Why do it and what should it include?
During a previous article on why organizations struggle with data lineage my second point was around the need for a data lineage strategy rather than lineage simply being a part of other strategies – i.e., Data Management, Governance, etc. The reason that this is necessary is not only the complexity that building significant lineage capabilities involve, but also the scope at which you see the most benefit. While you can certainly scope lineage into certain areas and should for initial implementation and rollout, the real, lasting, and greatest benefits come from having it for as much of your data as possible.
Understanding where your data comes from and where it is consumed across your organization gives so many benefits beyond just traceability for governance or quality. For instance, impact analysis provides significant value and savings if it is applied to all data not just CDEs. Another is test planning, particularly system integration test planning. How much would your testing be improved if your test planners knew all the downstream systems that might be impacted by a change? A third benefit is identifying orphaned or duplicate data structures. How beneficial is it to be able to quickly identify and remove or consolidate these? How about identifying all reports that are sourced from a data structure that has been flagged with quality issues? CDEs are a good place to start but to truly take advantage of your investment in lineage, scale is your friend. Enterprise lineage is not easy but with a well thought out strategy you can get there.
What are some key considerations in building a Data Lineage Strategy?
1) Goals/ Objectives – short term, intermediate and long term for the program. These should include priority use cases for lineage to help drive scoping, a proposed timeline to provide initial value, and rollout plan for at least the first year.
2) Who is responsible and who will supply the resources for the program – who will own the strategy and the execution? A data lineage program should have executive sponsorship and be part of a department or function that can work across the organization influencing and if necessary, forcing compliance with the strategy. This strategy should be resourced to be successful both from a personnel and tooling perspective.
3) Who will implement the plan?
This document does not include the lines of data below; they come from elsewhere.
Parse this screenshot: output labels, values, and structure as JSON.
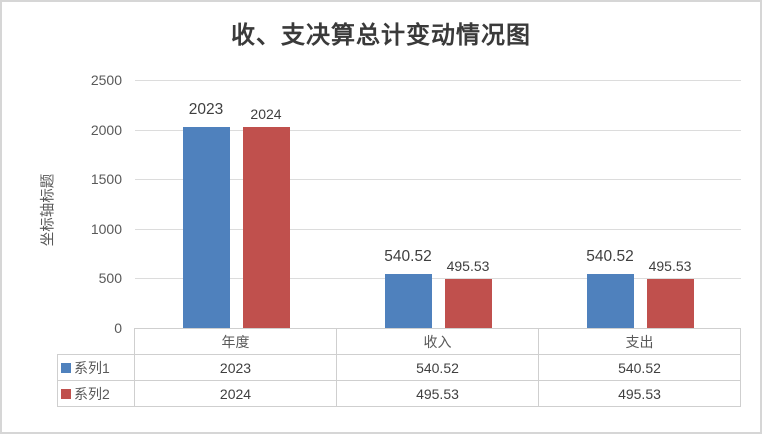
{
  "chart_data": {
    "type": "bar",
    "title": "收、支决算总计变动情况图",
    "y_axis_title": "坐标轴标题",
    "categories": [
      "年度",
      "收入",
      "支出"
    ],
    "series": [
      {
        "name": "系列1",
        "color": "#4F81BD",
        "values": [
          2023,
          540.52,
          540.52
        ],
        "labels": [
          "2023",
          "540.52",
          "540.52"
        ]
      },
      {
        "name": "系列2",
        "color": "#C0504D",
        "values": [
          2024,
          495.53,
          495.53
        ],
        "labels": [
          "2024",
          "495.53",
          "495.53"
        ]
      }
    ],
    "ylim": [
      0,
      2500
    ],
    "y_ticks": [
      "2500",
      "2000",
      "1500",
      "1000",
      "500",
      "0"
    ],
    "grid": true,
    "legend_position": "data-table-left",
    "colors": {
      "gridline": "#dcdcdc",
      "table_border": "#cfcfcf",
      "tick_text": "#595959",
      "label_text": "#3f3f3f",
      "frame_border": "#d6d6d6"
    }
  }
}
Implementing a lineage strategy will require dedicated technical resources as well as part time resources from a variety of other areas – networking, server admins, DBAs, and others.
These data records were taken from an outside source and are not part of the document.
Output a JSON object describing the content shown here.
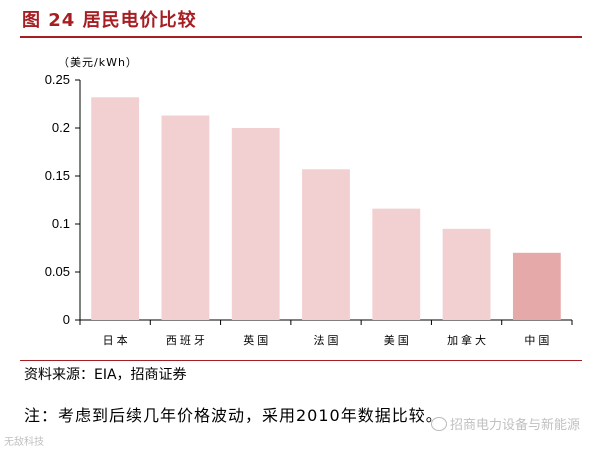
{
  "title": "图 24 居民电价比较",
  "chart_data": {
    "type": "bar",
    "unit_label": "（美元/kWh）",
    "categories": [
      "日本",
      "西班牙",
      "英国",
      "法国",
      "美国",
      "加拿大",
      "中国"
    ],
    "values": [
      0.232,
      0.213,
      0.2,
      0.157,
      0.116,
      0.095,
      0.07
    ],
    "ylim": [
      0,
      0.25
    ],
    "yticks": [
      0,
      0.05,
      0.1,
      0.15,
      0.2,
      0.25
    ],
    "ytick_labels": [
      "0",
      "0.05",
      "0.1",
      "0.15",
      "0.2",
      "0.25"
    ],
    "bar_color": "#f2cfd0",
    "highlight_color": "#e6a9aa",
    "highlight_index": 6,
    "grid": false
  },
  "source": "资料来源：EIA，招商证券",
  "note": "注：考虑到后续几年价格波动，采用2010年数据比较。",
  "watermark_right": "招商电力设备与新能源",
  "watermark_left": "无敌科技"
}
4) Initial Scope and Priority for expansion including time schedule / phases. Who will provide the platforms in scope for the initial phases. The idea is to work through manageable chunks rather than trying to boil the ocean.
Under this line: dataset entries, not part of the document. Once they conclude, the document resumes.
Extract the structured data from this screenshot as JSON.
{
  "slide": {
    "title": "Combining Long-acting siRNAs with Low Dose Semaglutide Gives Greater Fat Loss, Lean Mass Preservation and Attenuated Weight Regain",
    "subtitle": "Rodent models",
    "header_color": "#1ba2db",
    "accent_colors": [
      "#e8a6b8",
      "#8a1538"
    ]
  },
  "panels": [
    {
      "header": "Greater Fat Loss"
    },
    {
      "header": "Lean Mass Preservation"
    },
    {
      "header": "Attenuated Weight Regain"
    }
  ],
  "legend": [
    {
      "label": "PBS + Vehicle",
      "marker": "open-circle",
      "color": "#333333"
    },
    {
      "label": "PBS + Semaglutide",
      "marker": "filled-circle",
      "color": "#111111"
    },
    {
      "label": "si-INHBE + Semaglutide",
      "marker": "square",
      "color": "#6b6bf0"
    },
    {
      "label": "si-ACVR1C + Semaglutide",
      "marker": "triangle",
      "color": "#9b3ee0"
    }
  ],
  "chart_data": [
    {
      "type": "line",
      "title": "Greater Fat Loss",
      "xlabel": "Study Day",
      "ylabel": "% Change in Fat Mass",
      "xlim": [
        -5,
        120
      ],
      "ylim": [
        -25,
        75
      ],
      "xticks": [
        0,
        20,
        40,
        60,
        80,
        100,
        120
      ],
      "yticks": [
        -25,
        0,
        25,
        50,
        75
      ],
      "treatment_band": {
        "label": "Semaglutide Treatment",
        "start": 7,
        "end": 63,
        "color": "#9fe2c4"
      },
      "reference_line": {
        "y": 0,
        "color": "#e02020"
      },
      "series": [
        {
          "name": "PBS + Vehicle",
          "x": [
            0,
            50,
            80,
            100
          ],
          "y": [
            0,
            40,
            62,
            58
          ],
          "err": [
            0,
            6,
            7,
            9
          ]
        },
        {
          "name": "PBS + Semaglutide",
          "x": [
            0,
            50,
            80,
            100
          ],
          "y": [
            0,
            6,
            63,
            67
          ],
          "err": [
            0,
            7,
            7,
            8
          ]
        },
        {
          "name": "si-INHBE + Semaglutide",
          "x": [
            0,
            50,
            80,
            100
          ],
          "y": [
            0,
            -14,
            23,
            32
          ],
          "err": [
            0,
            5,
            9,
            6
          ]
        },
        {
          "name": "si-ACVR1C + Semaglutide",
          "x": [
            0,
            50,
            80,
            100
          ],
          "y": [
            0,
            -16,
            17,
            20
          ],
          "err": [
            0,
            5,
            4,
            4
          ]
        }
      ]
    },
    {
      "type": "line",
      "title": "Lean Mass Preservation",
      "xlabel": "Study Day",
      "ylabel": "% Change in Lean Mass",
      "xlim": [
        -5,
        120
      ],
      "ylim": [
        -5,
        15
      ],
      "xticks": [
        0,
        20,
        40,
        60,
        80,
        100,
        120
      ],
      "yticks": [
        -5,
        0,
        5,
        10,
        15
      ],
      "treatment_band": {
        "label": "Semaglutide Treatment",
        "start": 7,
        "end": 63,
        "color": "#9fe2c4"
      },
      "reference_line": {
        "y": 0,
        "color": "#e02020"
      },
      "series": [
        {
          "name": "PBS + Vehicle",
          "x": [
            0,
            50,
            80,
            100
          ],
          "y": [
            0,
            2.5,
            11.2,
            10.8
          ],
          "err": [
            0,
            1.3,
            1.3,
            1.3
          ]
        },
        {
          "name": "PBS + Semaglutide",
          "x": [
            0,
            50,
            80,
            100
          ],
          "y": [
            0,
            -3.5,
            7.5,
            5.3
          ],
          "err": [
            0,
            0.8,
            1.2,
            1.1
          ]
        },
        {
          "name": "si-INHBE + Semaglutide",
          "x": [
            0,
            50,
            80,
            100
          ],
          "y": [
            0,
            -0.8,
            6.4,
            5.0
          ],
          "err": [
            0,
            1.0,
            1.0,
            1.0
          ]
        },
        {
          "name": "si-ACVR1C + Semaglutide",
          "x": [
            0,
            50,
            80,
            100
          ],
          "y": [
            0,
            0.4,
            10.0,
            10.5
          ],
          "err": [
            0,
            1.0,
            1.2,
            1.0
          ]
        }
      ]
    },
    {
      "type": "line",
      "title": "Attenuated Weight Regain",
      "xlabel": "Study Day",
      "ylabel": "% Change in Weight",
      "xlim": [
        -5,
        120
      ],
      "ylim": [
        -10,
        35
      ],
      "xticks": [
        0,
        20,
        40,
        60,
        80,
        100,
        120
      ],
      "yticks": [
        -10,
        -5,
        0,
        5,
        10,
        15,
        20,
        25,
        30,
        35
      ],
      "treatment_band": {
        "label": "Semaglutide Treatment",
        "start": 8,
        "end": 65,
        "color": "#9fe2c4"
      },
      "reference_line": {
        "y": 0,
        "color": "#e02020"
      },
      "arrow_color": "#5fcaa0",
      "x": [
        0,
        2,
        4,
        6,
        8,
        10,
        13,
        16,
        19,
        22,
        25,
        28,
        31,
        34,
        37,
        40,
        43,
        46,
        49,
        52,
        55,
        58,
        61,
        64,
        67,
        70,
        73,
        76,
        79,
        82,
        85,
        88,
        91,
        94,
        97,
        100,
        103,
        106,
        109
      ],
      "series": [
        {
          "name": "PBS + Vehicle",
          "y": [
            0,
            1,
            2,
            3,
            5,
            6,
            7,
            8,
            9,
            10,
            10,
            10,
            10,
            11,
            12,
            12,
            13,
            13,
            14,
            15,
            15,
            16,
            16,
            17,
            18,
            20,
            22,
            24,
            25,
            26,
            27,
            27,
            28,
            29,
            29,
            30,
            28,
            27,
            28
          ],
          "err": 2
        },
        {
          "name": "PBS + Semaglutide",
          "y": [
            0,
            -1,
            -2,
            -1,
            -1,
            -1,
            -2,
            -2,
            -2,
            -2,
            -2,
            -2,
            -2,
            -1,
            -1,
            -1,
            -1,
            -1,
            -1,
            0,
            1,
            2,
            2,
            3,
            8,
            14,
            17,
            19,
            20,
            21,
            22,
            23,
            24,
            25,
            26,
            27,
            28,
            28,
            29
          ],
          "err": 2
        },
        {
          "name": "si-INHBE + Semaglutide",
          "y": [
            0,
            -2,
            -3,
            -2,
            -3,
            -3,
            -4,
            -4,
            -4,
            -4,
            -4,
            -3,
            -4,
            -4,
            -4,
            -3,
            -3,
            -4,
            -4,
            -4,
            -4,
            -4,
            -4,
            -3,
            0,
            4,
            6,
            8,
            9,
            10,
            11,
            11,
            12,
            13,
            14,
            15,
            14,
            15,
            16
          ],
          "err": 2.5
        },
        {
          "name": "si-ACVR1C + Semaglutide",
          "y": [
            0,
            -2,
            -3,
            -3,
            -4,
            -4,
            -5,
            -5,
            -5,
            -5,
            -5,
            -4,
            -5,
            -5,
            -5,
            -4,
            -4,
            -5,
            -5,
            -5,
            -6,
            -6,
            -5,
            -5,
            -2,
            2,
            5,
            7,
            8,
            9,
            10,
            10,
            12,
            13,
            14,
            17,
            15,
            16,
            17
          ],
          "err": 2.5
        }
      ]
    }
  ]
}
5) Who will use the system, what are their requirements, and how will they be enabled. If you want business users to use lineage it will need business context so your tooling will need to support that. All users will need training – having a plan to not only rollout the lineage but roll out the training as lineage becomes available to different areas.
6) What is the plan for building the automated capture and maintenance of lineage into your normal processes and how will you enforce compliance. Examples include:
- Rate of change to systems – how often you must run maintenance rescans.
- Time frame available for rescans – batch window, no restriction, etc.
- Ability to be notified of changes or harvest changed items for rescanning.
- Will you / can you do periodic full rescans?
7) What integrations are required / desired? Data Catalog, Data Governance Processes, etc.
8) Lineage tooling requirements – a few to consider below based on the items above.
- Automated extraction and maintenance
- Ability to capture custom objects and lineage.
- Incremental scanning to handle the volume that will ultimately be scanned or maintained.
- Ease of integration with existing tools.
- Ease of use
9) How will you measure and communicate the benefits and cost savings associated with your lineage strategy? Resources are a finite without a way to quantify and expose the benefit of your lineage program to leadership you leave yourself vulnerable to being seen as a nice to have or good place to cut during budget discussions. This is why scope is important – scope the implementation to give you an initial “sprint to value” then scope follow on phases so they each build on that initial value. Don’t be afraid to toot your own horn – share the savings with leadership and the organization at large – make sure they know the difference you are making!!
A good, well executed strategy will keep you on track and help you show value over the long-term giving you the enterprise lineage and metadata that support making your organization not only data driven but data savvy.